VCS history versus large open source development
I recently read Fossil's Rebase Considered Harmful (via), which is another rerun of the great rebase versus everything else debate. This time around, one of the things that occurred to me is that rebasing and an array of similar things allow maintainers of large, public open source repositories to draw a clean line between how people develop changes in private and what appears in the immutable public history of the project. Any open source project can benefit from clean public history, partly because clean history makes it easy to use bisection to locate bugs, but a large project especially benefits because it has so many contributors of varying skill levels and practices.
(In addition, consumers of public open source repositories often already see a linear view of the project's code history.)
Another aspect of using rebasing and other things that erase history (such as emailed patch series) is that they free people to develop changes in whatever style of VCS usage they find most comfortable and useful. You can set your editor to make a commit every time you save a file, and no one else has to care in the way they very much would if you proposed to merge the entire sequence intact into a large, public open source repository. The more contributors you have (and the more disparate they are), the more potentially useful this is.
Of course, there's a continuum, both between projects and in general. It's undeniably sometimes useful to know how a change was developed over time, for various reasons. It can also be useful to know how a change has flowed through various public versions of the code. The Linux kernel famously has a whole collection of trees that changes can wind up in before they get pulled into the mainline, and when this is done the changes often continue to carry their history of trees. Presumably this is useful to Linus Torvalds and other kernel developers.

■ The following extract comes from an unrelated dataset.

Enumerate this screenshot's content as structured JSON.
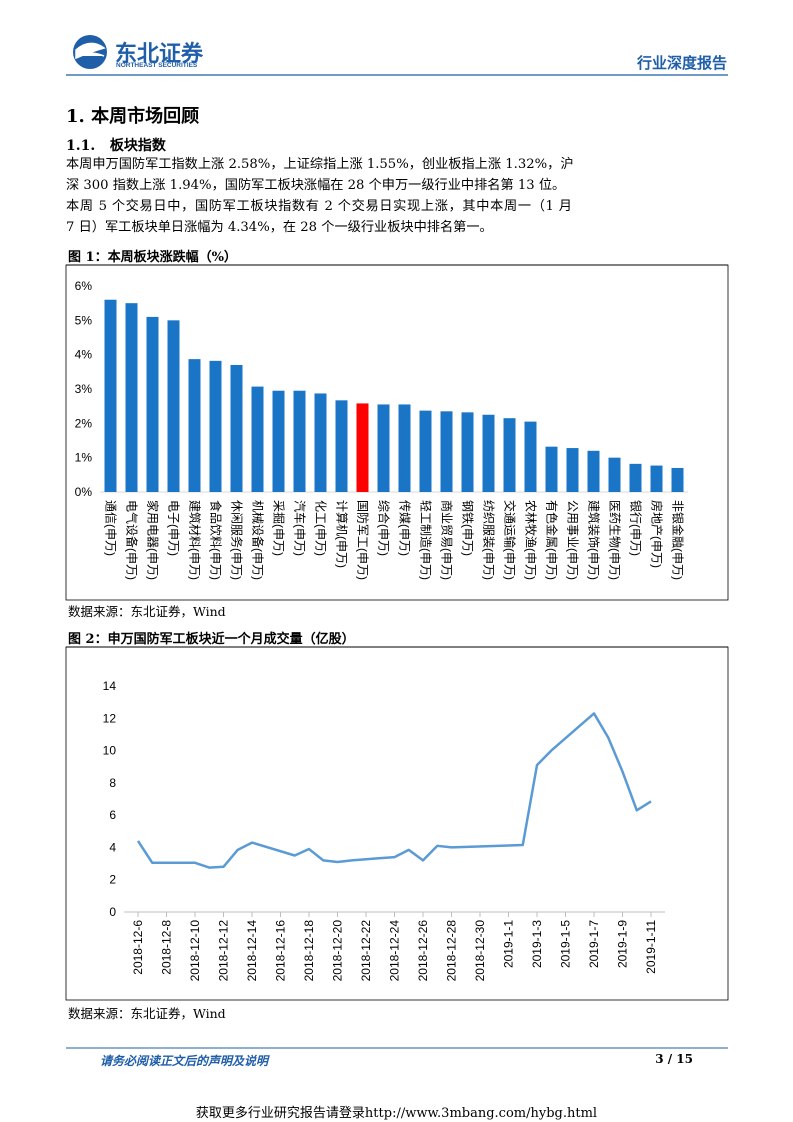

One way to put this is that as an open source project grows larger and larger, I think that it makes less and less sense to try to represent almost everything that happens to the project in its VCS history. VCS history is only one way to capture and handle the entire history of the project; using it for everything has the same sort of broad problems that using any single thing for everything has. Perhaps the larger your project is, the more you should be explicitly asking what your VCS history is for and how you want it to be used (and to be useful).